2. Greece doesn’t do that.
3. The European Central Bank, which has already tightened the screws on Greece, tightens them further. For example, by making clear that ELA (the funding on which Greek banks are increasingly reliant) will not be forthcoming if there is no programme in place.
4. At that point March starts to look like a ‘hard’ deadline. A hard deadline being the point at which either the Greek government or banks run out of money.
Last week I asked, why would the Troika -I mean, the institutions — agree an extension when an extension would weaken their hand by removing pressure on Greece?
Today, I offered one possible answer — politics, whether through the benevolent notion of European solidarity or the cold calculation of geopolitics.

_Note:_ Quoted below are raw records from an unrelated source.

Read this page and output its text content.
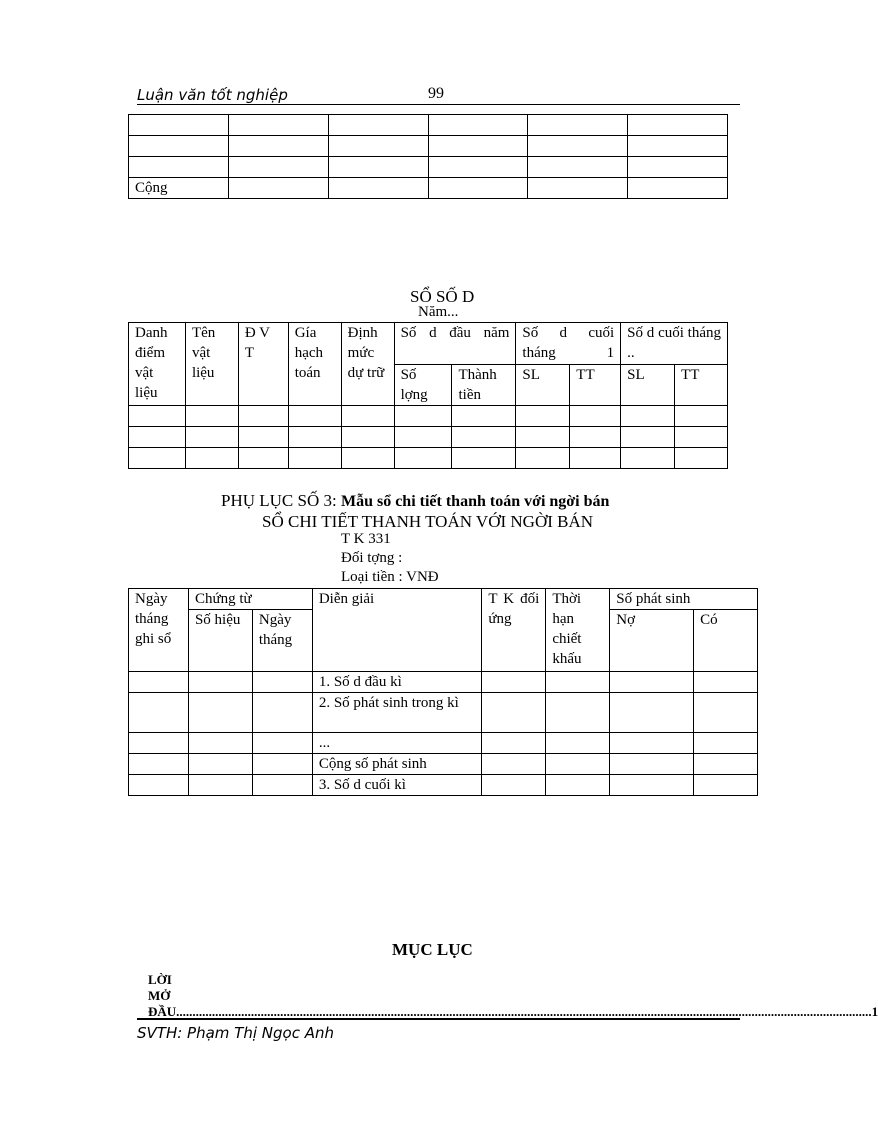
Luận văn tốt nghiệp	99

Cộng					
SỔ SỐ D
Năm...
Danh điểm vật liệu	Tên vật liệu	Đ V T	Gía hạch toán	Định mức dự trữ	Số d đầu năm		Số d cuối tháng 1		Số d cuối tháng ..	
					Số lợng	Thành tiền	SL	TT	SL	TT

PHỤ LỤC SỐ 3: Mẫu sổ chi tiết thanh toán với ngời bán
SỔ CHI TIẾT THANH TOÁN VỚI NGỜI BÁN
T K 331
Đối tợng :
Loại tiền : VNĐ
Ngày tháng ghi sổ	Chứng từ		Diễn giải	T K đối ứng	Thời hạn chiết khấu	Số phát sinh	
	Số hiệu	Ngày tháng				Nợ	Có
			1. Số d đầu kì				
			2. Số phát sinh trong kì				
			...				
			Cộng số phát sinh				
			3. Số d cuối kì				
MỤC LỤC
LỜI MỞ ĐẦU ...................................................................................................................................................................................................................... 1
SVTH: Phạm Thị Ngọc Anh
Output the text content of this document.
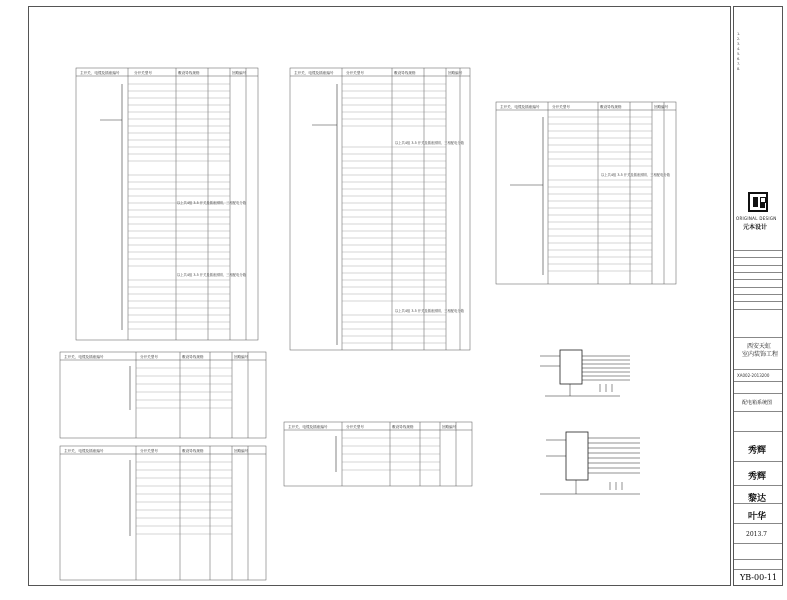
主开关、电缆及插座编号	分开关型号	敷设导线规格	回路编号
以上共4组 3-5 开关及插座照明、三相配电分箱
以上共4组 3-5 开关及插座照明、三相配电分箱
主开关、电缆及插座编号	分开关型号	敷设导线规格	回路编号
以上共4组 3-5 开关及插座照明、三相配电分箱
以上共4组 3-5 开关及插座照明、三相配电分箱
主开关、电缆及插座编号	分开关型号	敷设导线规格	回路编号
以上共4组 3-5 开关及插座照明、三相配电分箱
主开关、电缆及插座编号	分开关型号	敷设导线规格	回路编号
主开关、电缆及插座编号	分开关型号	敷设导线规格	回路编号
主开关、电缆及插座编号	分开关型号	敷设导线规格	回路编号
1.
2.
3.
4.
5.
6.
7.
8.
ORIGINAL DESIGN
元本设计
西安天虹
室内装饰工程
XA002-2013200
配电箱系统图
秀辉
秀辉
黎达
叶华
2013.7
YB-00-11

So far it looks like the Troika is letting economics and financial logic trump politics and upping the pressure on Greece.
I still think a deal is not only possible but more likely than not. But getting there is going to be rough and the odds that it involves a period of Greece in the ‘Euro but with capital controls’ just rose.
Here is what the ‘optimistic scenario’ looks like:
- Current programme ends on the 28th Feb.
- Possible capital controls in Greece in March as deposit outflow from banks picks up.
- Greece applies for a ‘new programme’.
That allows the talks to start again, essentially from scratch, without the difficulty of existing commitments. Or the language of ‘extending the programme’ versus ‘bridging loans’.
That gives all the players more political space to strike a deal without ‘breaking electoral promises’/’rewarding bad debtors’.
This optimistic scenario involves the risk of an accident rising (things go wrong and Greece leaves the Euro) and it will be a very bumpy few weeks.
The Troika appears prepared to relax the primary surplus targets/ease austerity and Greek government seems prepared to not enact all of Syriza’s manifesto. It’s hard to feel it right now — but that’s grounds for optimism.